Kepergian Yang Tak Diharapkan
Ada perasaan yang tak pernah sepenuhnya milik kita. Ia datang bagai aliran sungai di tengah kemarau, menghadirkan sejuk di hati yang gersang. Ia mengalir lembut, mencipta harapan yang tumbuh seperti kuncup bunga di musim semi. Namun, kehilangannya tetaplah meninggalkan luka.
Kita tidak pernah saling berjanji, tidak pernah saling memiliki. Kita hanya pernah saling mengakui, bahwa ada satu rasa yang sama hadir dalam hati tanpa bisa kita pungkiri. Kita pernah saling menyadari, bahwa kita tak mungkin untuk saling memiliki, tetapi aku tahu… ada ruang kecil dalam diriku yang pernah kau huni. Dan kini, ruang itu sunyi.

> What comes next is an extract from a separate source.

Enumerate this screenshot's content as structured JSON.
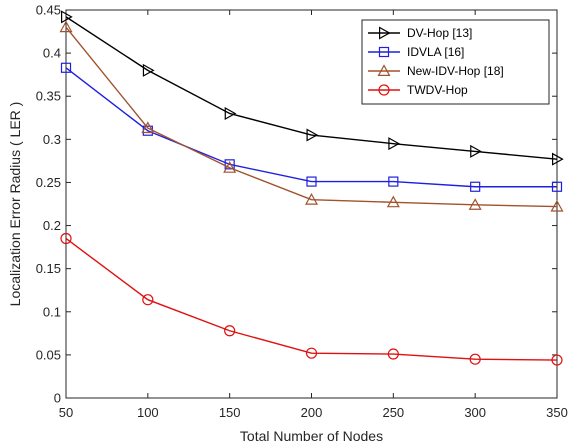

Aku mengerti kenapa kau pergi. Karena kita hidup di dua keadaan yang tak bisa dipaksa untuk dipersatukan. Kau, dengan langkah menuju masa depan yang telah ditentukan. Aku, dengan jalanku sendiri yang sudah lama aku pilih. Tapi meski semua itu masuk akal, rasa sakit ini tetap tinggal, mengendap seperti seduhan kopi pahit, meninggalkan getir di setiap tegukan waktu. Aku tak bisa menumpahkannya, tapi juga tak mampu menelannya.
Aku tidak menyalahkanmu, juga tidak menyalahkan diriku. Aku bahkan tak mampu menyalahkan waktu, dan juga keadaan yang telah mempertemukan kita. Mungkin, cinta tak selalu berarti tinggal. Mungkin, cinta tak selalu bermakna bersama. Mungkin, cinta tak harus memiliki. Kadang, cinta berarti pergi. Kadang cinta bermakna melepaskan. Kadang cinta adalah mengikhlaskan.
Tanda-tanda kepergianmu seperti kabut yang perlahan turun, menyelimuti setiap percakapan kita. Kata-katamu semakin datar, seperti langit yang kehilangan warna saat senja berlalu. Meski caramu menghilang meninggalkan pertanyaan yang tidak akan pernah terjawab, aku tahu, itu adalah pilihan yang harus kau ambil.
Tidak ada kalimat penutup untuk apa yang kita rasa. Tidak ada kalimat pamit yang indah untuk kukenang darimu. Hanya hening, yang berubah menjadi jarak. Jarak yang kini menjadi sebuah tembok pembatas, yang bahkan aku tak tahu harus kuhancurkan atau biarkan berdiri.
Pada akhirnya, kita memang harus saling melepaskan. Saling menatap jalan yang terbentang di hadapan masing-masing. Meski kepergianmu adalah hal yang tak pernah kuharapkan. Tapi kepergianmu memberiku pelajaran tentang begini rasanya kehilangan seseorang yang tak pernah sepenuhnya kumiliki. Begini rasa sakitnya melepaskan kalimat "aku menyayangimu" yang sempat melekat dengan begitu hebat. Seperti menyesali mimpi indah yang terlalu cepat berakhir.
Semoga langkahmu selalu ringan untuk menggapai masa depan seperti apa yang pernah kau impikan. Semoga jalanmu penuh cahaya kebahagiaan, meski bukan aku sumber cahaya itu.
Dan aku…
Aku akan belajar mengubur kenangan itu seperti benih yang kutanam dalam-dalam di tanah. Semoga, suatu saat, ia tumbuh menjadi pohon kebijaksanaan, agar aku bisa berdiri tegak meski ranting-rantingnya penuh luka. Aku akan belajar untuk tidak pernah menyesali deklarasi rasa yang pernah saling terlontar di antara kita. Aku akan belajar berdamai dengan keadaan yang cukup menyakitkan ini. Dan aku, mungkin akan belajar untuk tak lelah meminta pada Sang Pemilik rasa untuk menghapus segala rasaku untukmu. Agar inginmu, dan harapku menjadi nyata; bahagia dengan versi kita masing-masing.